Orlando Figes – um olhar sobre a Rússia

Descobri Orlando Figes em Junho do ano passado, em Londres, ao folhear numa livraria de Piccadilly o seu Natasha’s Dance. O título é tirado da cena de Guerra e Paz em que a protagonista, Natasha Rostova, dança com os camponeses. Embarcando no sonho de fraternidade entre ‘grandes’ e ‘pequenos’, ‘aristocratas’ e ‘servos’ quando da invasão…

Desde aí, li mais alguns livros de Figes. Um dos seus primeiros trabalhos de conjunto – A People’s Tragedy – The Russian Revolution 1891-1924 – é a história do desfazer violento dessa unidade, que talvez nunca tenha existido, mas que até à Revolução podia ser imaginada ou romantizada. Já no seu primeiro livro, Peasant Russia: Civil War, publicado em 1989, no ano da queda do Muro de Berlim, Figes defendia que a revolução no campo russo em 1917-18, longe de ser apenas um movimento induzido pelo poder central dos Bolcheviques, tivera muito de espontâneo, de igualitário e de revanchismo social. Isto apesar de os decretos político-económicos dos sovietes e de as notícias da Revolução nas cidades terem sido decisivos para incitar o povo na sua fúria reivindicativa, no ataque às grandes propriedades e aos seus senhores, tal como acontecera nas Jacqueries europeias (as medievais francesas e as do tempo da Reforma e da guerra dos camponeses na Alemanha).

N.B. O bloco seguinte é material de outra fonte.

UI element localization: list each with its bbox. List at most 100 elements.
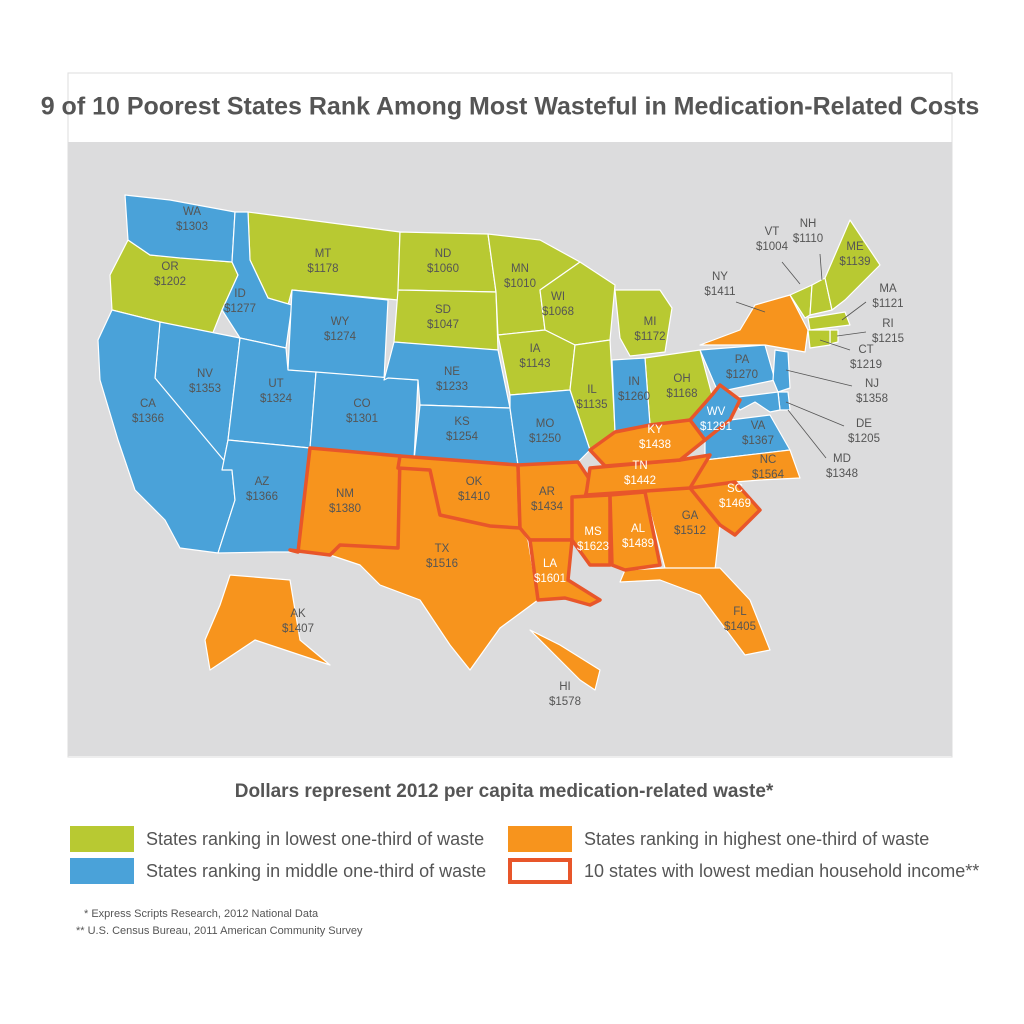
state-abbr: LA bbox=[543, 558, 557, 570]
state-cost: $1303 bbox=[176, 221, 208, 233]
state-cost: $1068 bbox=[542, 306, 574, 318]
state-abbr: NC bbox=[760, 454, 777, 466]
state-cost: $1442 bbox=[624, 475, 656, 487]
state-cost: $1135 bbox=[576, 399, 607, 411]
state-abbr: DE bbox=[856, 418, 872, 430]
state-cost: $1178 bbox=[307, 263, 338, 275]
state-abbr: ND bbox=[435, 248, 452, 260]
state-cost: $1469 bbox=[719, 498, 751, 510]
state-cost: $1270 bbox=[726, 369, 758, 381]
state bbox=[824, 219, 881, 311]
state bbox=[829, 329, 839, 345]
state-cost: $1274 bbox=[324, 331, 357, 343]
state-cost: $1410 bbox=[458, 491, 490, 503]
leader-line bbox=[785, 401, 845, 427]
state-cost: $1215 bbox=[872, 333, 904, 345]
state-cost: $1233 bbox=[436, 381, 468, 393]
title: 9 of 10 Poorest States Rank Among Most W… bbox=[41, 93, 980, 121]
leader-line bbox=[819, 339, 851, 351]
state-abbr: AL bbox=[631, 523, 646, 535]
legend-label: 10 states with lowest median household i… bbox=[584, 861, 979, 881]
state-abbr: CO bbox=[353, 398, 370, 410]
footnote: * Express Scripts Research, 2012 Nationa… bbox=[84, 908, 319, 920]
state-abbr: OH bbox=[673, 373, 690, 385]
map: OR $1202 MT $1178 ND $1060 SD $1047 MN $1010 WI $10… bbox=[97, 194, 904, 708]
state-abbr: OK bbox=[466, 476, 483, 488]
state bbox=[619, 567, 771, 656]
state bbox=[288, 446, 402, 557]
state-abbr: AR bbox=[539, 486, 555, 498]
state-cost: $1564 bbox=[752, 469, 785, 481]
state-abbr: TN bbox=[632, 460, 647, 472]
state-cost: $1250 bbox=[529, 433, 561, 445]
state-abbr: ID bbox=[234, 288, 246, 300]
state-abbr: NJ bbox=[865, 378, 879, 390]
state bbox=[397, 231, 497, 293]
leader-line bbox=[819, 253, 823, 281]
leader-line bbox=[841, 301, 867, 321]
state-abbr: IN bbox=[628, 376, 640, 388]
state-cost: $1434 bbox=[531, 501, 564, 513]
state-abbr: NH bbox=[800, 218, 817, 230]
state bbox=[729, 391, 781, 413]
state-cost: $1010 bbox=[504, 278, 536, 290]
state-abbr: HI bbox=[559, 681, 571, 693]
state-abbr: AK bbox=[290, 608, 306, 620]
state bbox=[97, 309, 236, 554]
state-cost: $1168 bbox=[666, 388, 697, 400]
state-cost: $1405 bbox=[724, 621, 756, 633]
state-abbr: IL bbox=[587, 384, 597, 396]
state-cost: $1578 bbox=[549, 696, 581, 708]
legend-swatch bbox=[508, 858, 572, 884]
state-abbr: NM bbox=[336, 488, 354, 500]
state-abbr: RI bbox=[882, 318, 894, 330]
state-cost: $1277 bbox=[224, 303, 256, 315]
footnote: ** U.S. Census Bureau, 2011 American Com… bbox=[76, 925, 363, 937]
state-cost: $1348 bbox=[826, 468, 858, 480]
state bbox=[124, 194, 236, 263]
state bbox=[807, 329, 831, 349]
state-cost: $1358 bbox=[856, 393, 888, 405]
state-cost: $1353 bbox=[189, 383, 221, 395]
state-abbr: NE bbox=[444, 366, 460, 378]
legend-label: States ranking in lowest one-third of wa… bbox=[146, 829, 484, 849]
state-cost: $1143 bbox=[519, 358, 550, 370]
state bbox=[204, 574, 331, 671]
state-abbr: MD bbox=[833, 453, 851, 465]
state bbox=[688, 480, 762, 537]
state-cost: $1139 bbox=[839, 256, 870, 268]
state-cost: $1254 bbox=[446, 431, 479, 443]
state-cost: $1601 bbox=[534, 573, 566, 585]
state-abbr: NV bbox=[197, 368, 213, 380]
state-cost: $1291 bbox=[700, 421, 732, 433]
state-cost: $1407 bbox=[282, 623, 314, 635]
leader-line bbox=[781, 261, 801, 285]
state-abbr: MT bbox=[315, 248, 332, 260]
legend-label: States ranking in highest one-third of w… bbox=[584, 829, 929, 849]
state-abbr: NY bbox=[712, 271, 728, 283]
state-abbr: ME bbox=[846, 241, 864, 253]
state bbox=[699, 294, 809, 353]
state-abbr: OR bbox=[161, 261, 178, 273]
state-cost: $1110 bbox=[793, 233, 823, 245]
state bbox=[588, 418, 707, 468]
state-abbr: AZ bbox=[255, 476, 270, 488]
state-abbr: PA bbox=[735, 354, 750, 366]
state-cost: $1047 bbox=[427, 319, 459, 331]
legend-swatch bbox=[70, 858, 134, 884]
state-abbr: MO bbox=[536, 418, 555, 430]
leader-line bbox=[787, 409, 827, 459]
state-cost: $1172 bbox=[634, 331, 665, 343]
state-abbr: FL bbox=[733, 606, 747, 618]
legend-swatch bbox=[508, 826, 572, 852]
state-cost: $1623 bbox=[577, 541, 609, 553]
state bbox=[383, 341, 511, 409]
state-abbr: MN bbox=[511, 263, 529, 275]
state-abbr: MA bbox=[879, 283, 897, 295]
state bbox=[529, 629, 601, 691]
state-abbr: IA bbox=[530, 343, 541, 355]
state-cost: $1489 bbox=[622, 538, 654, 550]
leader-line bbox=[785, 369, 853, 387]
state-cost: $1366 bbox=[246, 491, 278, 503]
state-cost: $1367 bbox=[742, 435, 774, 447]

Em A People’s Tragedy, Figes conta a epopeia grandiosa e terrível desses trinta e três anos: da Grande Fome de 1891 até à morte de Lenine, dos anos do fim do czarismo e da revolução aos primeiros tempos dos Sovietes.

O sentido de vingança e compensação histórica por parte dos camponeses contra a aristocracia fundiária foi um dos elementos do ‘Terror Vermelho’. Nas cidades, a ‘vingança social’ exerceu-se de modo permanente, vexatório e às vezes até caricato – pondo aristocratas, banqueiros, altos funcionários e oficiais do Exército a varrer as ruas ou a limpar latrinas.

Perante semelhante panorama, alguns elementos da sobrevivente burguesia ou aristocracia preferiram tentar a sorte nas províncias, onde tinham casas e explorações agrícolas e onde os ‘seus’ camponeses seriam mais dóceis e lhes guardariam ainda alguma lealdade. Alguns conseguiram sobreviver, entregando grande parte das terras à comunidade e ficando com pequenas extensões, para cultivo próprio, junto à casa.

 

Este regime foi sobrevivendo até meados dos anos vinte. Mas com a chegada dos soldados e marinheiros bolcheviques, dos Guardas Vermelhos e da Checka, as perseguições, prisões e mortes tornaram-se regra e acabaram com ele.

Era assim, com Lenine e Trotsky, que tudo começava – mas Estaline preparava já a sua hora.